Having consulted for 21 companies to help them transition to hybrid work arrangements, I can confirm that Meta’s numbers aren’t a fluke. The more my clients proved willing to offer remote work, the more staff with disabilities they recruited - and retained. That includes employees with mobility challenges. But it also includes employees with less visible disabilities, such as people with long COVID and immunocompromised people who feel reluctant to put themselves at risk of getting COVID by coming into the office.
Unfortunately, many leaders fail to see the benefits of remote work for underrepresented groups, such as those with disabilities.
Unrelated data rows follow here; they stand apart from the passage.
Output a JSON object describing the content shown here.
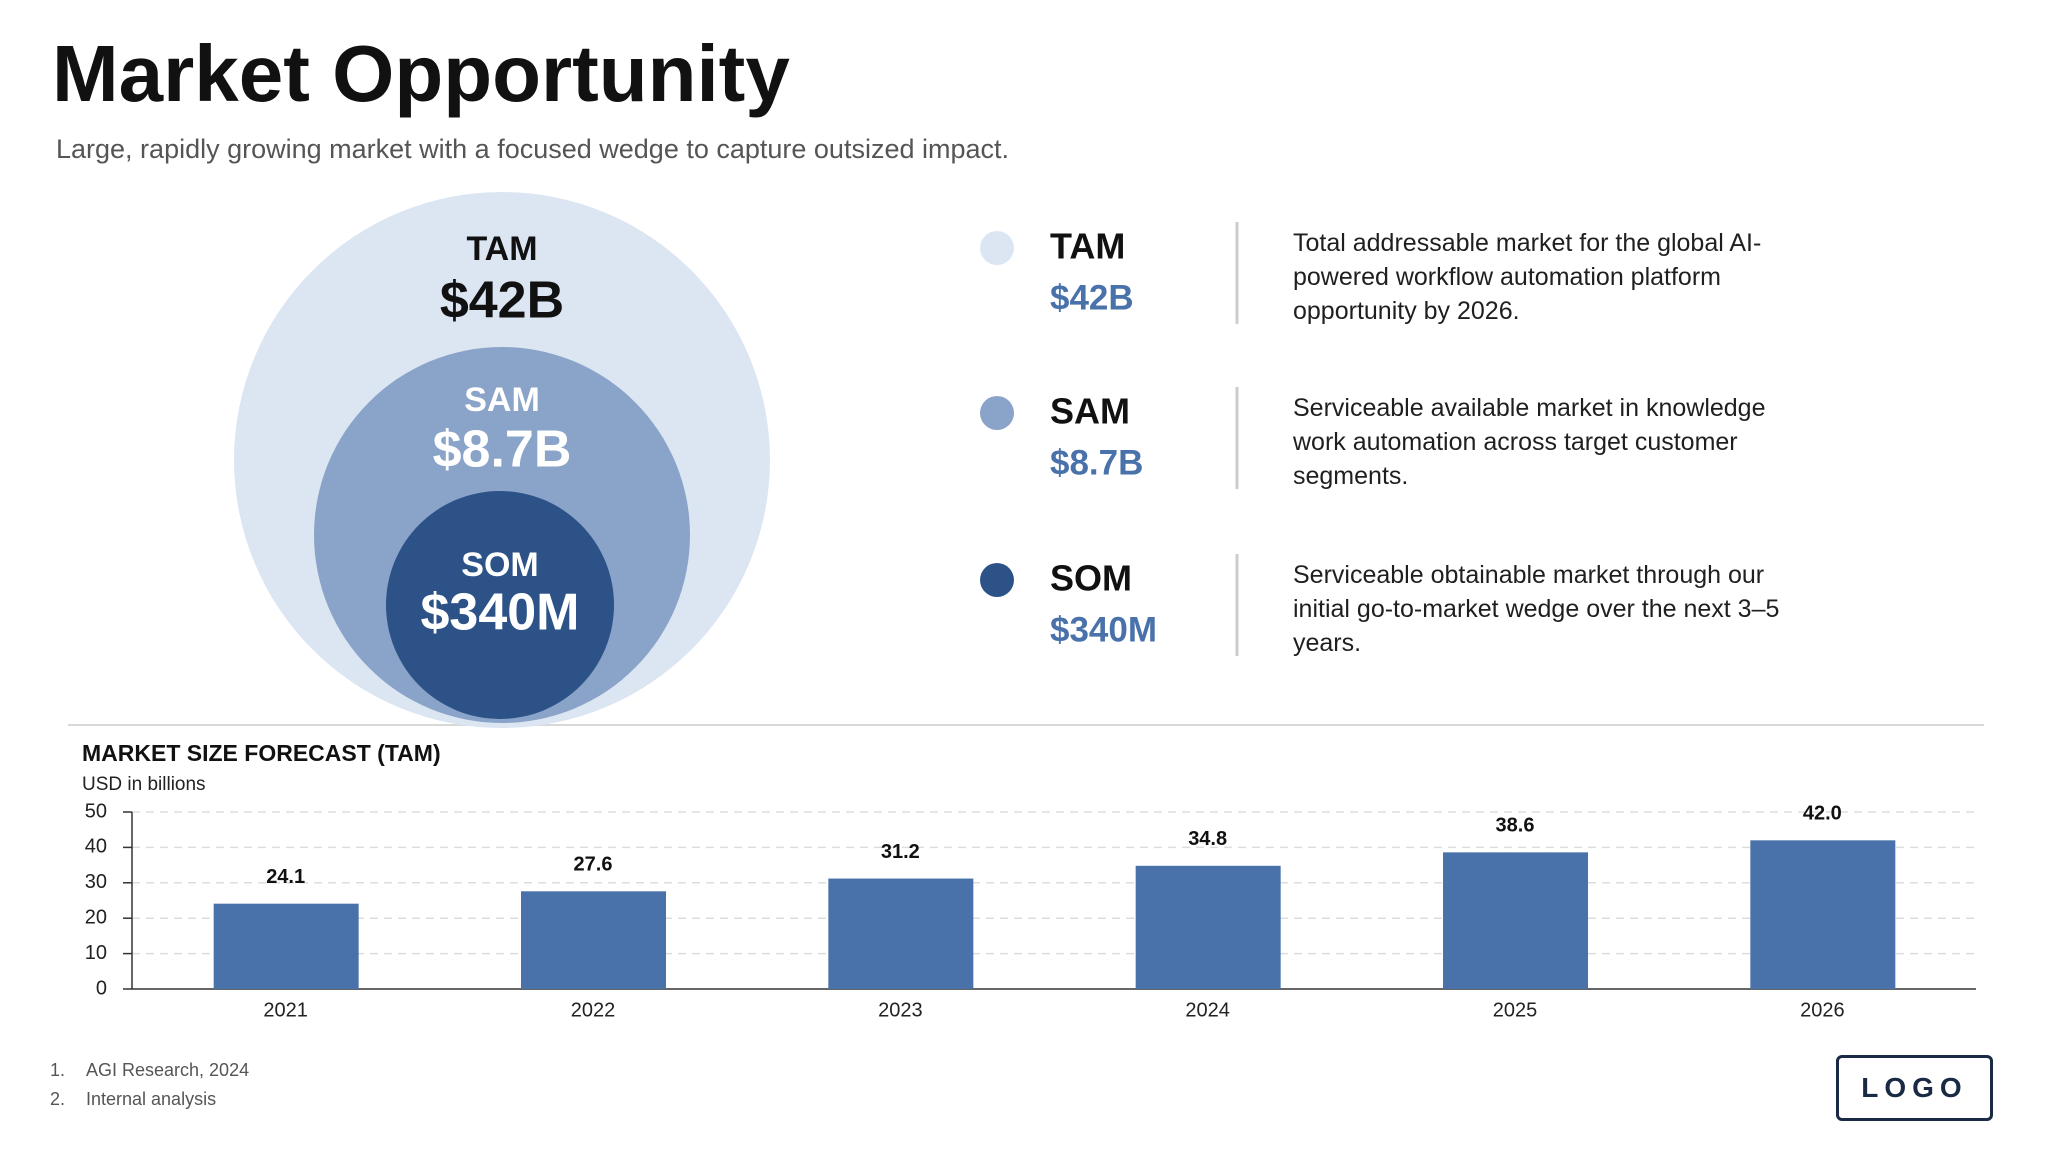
{
  "header": {
    "title": "Market Opportunity",
    "subtitle": "Large, rapidly growing market with a focused wedge to capture outsized impact."
  },
  "markets": [
    {
      "label": "TAM",
      "value": "$42B",
      "color": "#dce6f3",
      "description": "Total addressable market for the global AI-powered workflow automation platform opportunity by 2026."
    },
    {
      "label": "SAM",
      "value": "$8.7B",
      "color": "#8aa3c8",
      "description": "Serviceable available market in knowledge work automation across target customer segments."
    },
    {
      "label": "SOM",
      "value": "$340M",
      "color": "#2c5288",
      "description": "Serviceable obtainable market through our initial go-to-market wedge over the next 3–5 years."
    }
  ],
  "chart_data": {
    "type": "bar",
    "title": "MARKET SIZE FORECAST (TAM)",
    "y_label": "USD in billions",
    "categories": [
      "2021",
      "2022",
      "2023",
      "2024",
      "2025",
      "2026"
    ],
    "values": [
      24.1,
      27.6,
      31.2,
      34.8,
      38.6,
      42.0
    ],
    "value_labels": [
      "24.1",
      "27.6",
      "31.2",
      "34.8",
      "38.6",
      "42.0"
    ],
    "color": "#4a72aa",
    "ylim": [
      0,
      50
    ],
    "yticks": [
      0,
      10,
      20,
      30,
      40,
      50
    ],
    "grid": true
  },
  "footnotes": [
    {
      "number": "1.",
      "text": "AGI Research, 2024"
    },
    {
      "number": "2.",
      "text": "Internal analysis"
    }
  ],
  "logo": "LOGO"
}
Some even say the opposite is true, with JP Morgan CEO Jamie Dimon claiming that returning to the office will aid diversity.
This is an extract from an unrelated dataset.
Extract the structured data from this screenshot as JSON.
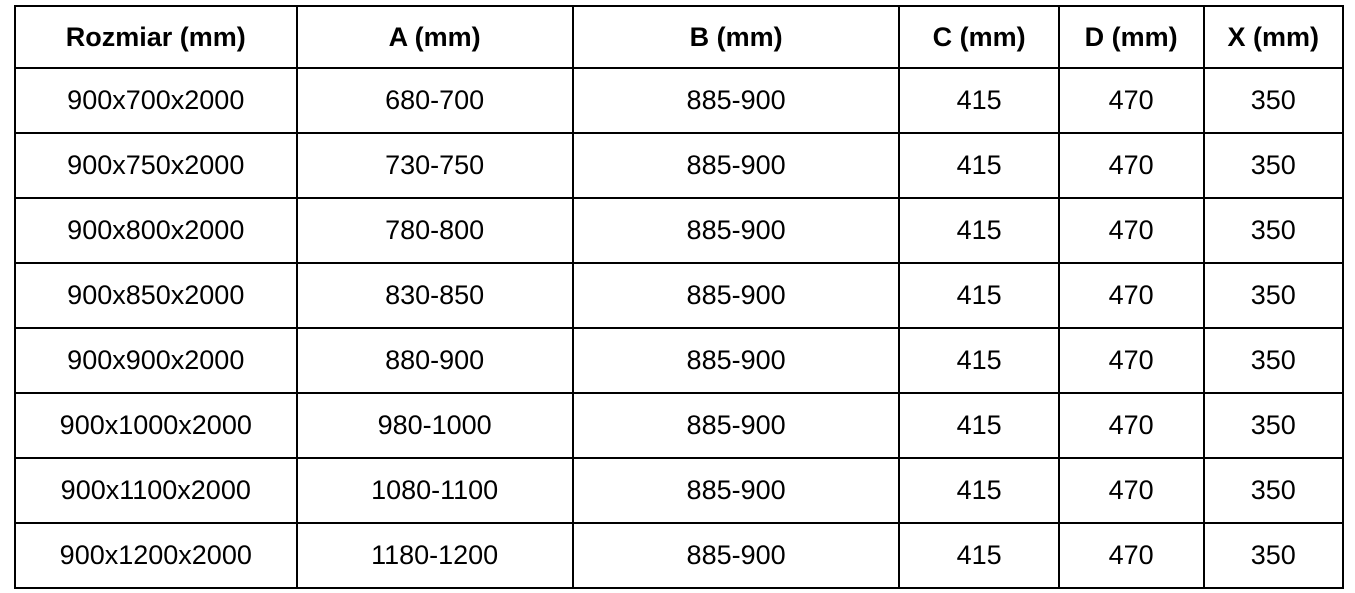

What explains this poor executive decision making? Part of the answer comes from a mental blindspot called the in-group bias. Our minds tend to favor and pay attention to the concerns of those in the group of people who seem to look and think like us. Dimon and other executives without disabilities don’t perceive people with disabilities to be part of their in-group. They thus are blind to the concerns of those with disabilities, which leads to misperceptions such as Dimon’s that returning to the office will aid diversity.
In-group bias is one of many dangerous judgment errors known as cognitive biases. They impact decision making in all life areas, ranging from the future of work to relationships.
Another relevant cognitive bias is the empathy gap. This term refers to our difficulty empathizing with those outside of our in-group. The lack of empathy combines with the blindness from the in-group bias, causing executives to ignore the feelings of employees with disabilities and prospective hires.
Omission bias also plays a role. This dangerous judgment error causes us to perceive failure to act as less problematic than acting. Consequently, executives perceive a failure to support the needs of those with disabilities as a minor matter.
Conclusion
The failure to empower people with disabilities through remote work options will prove costly to the bottom lines of companies. Not only are limiting their talent pool by 15 percent, they’re harming their ability to recruit and retain diverse candidates. And as their lawyers and HR departments will tell them, by violating the ADA, they are putting themselves in legal jeopardy.
By contrast, companies like Meta - and my clients - that offer remote work opportunities are seizing a competitive advantage by recruiting these underrepresented candidates. They’re lowering costs of labor while increasing diversity. The future belongs to the savvy companies that offer the flexibility that people with disabilities need.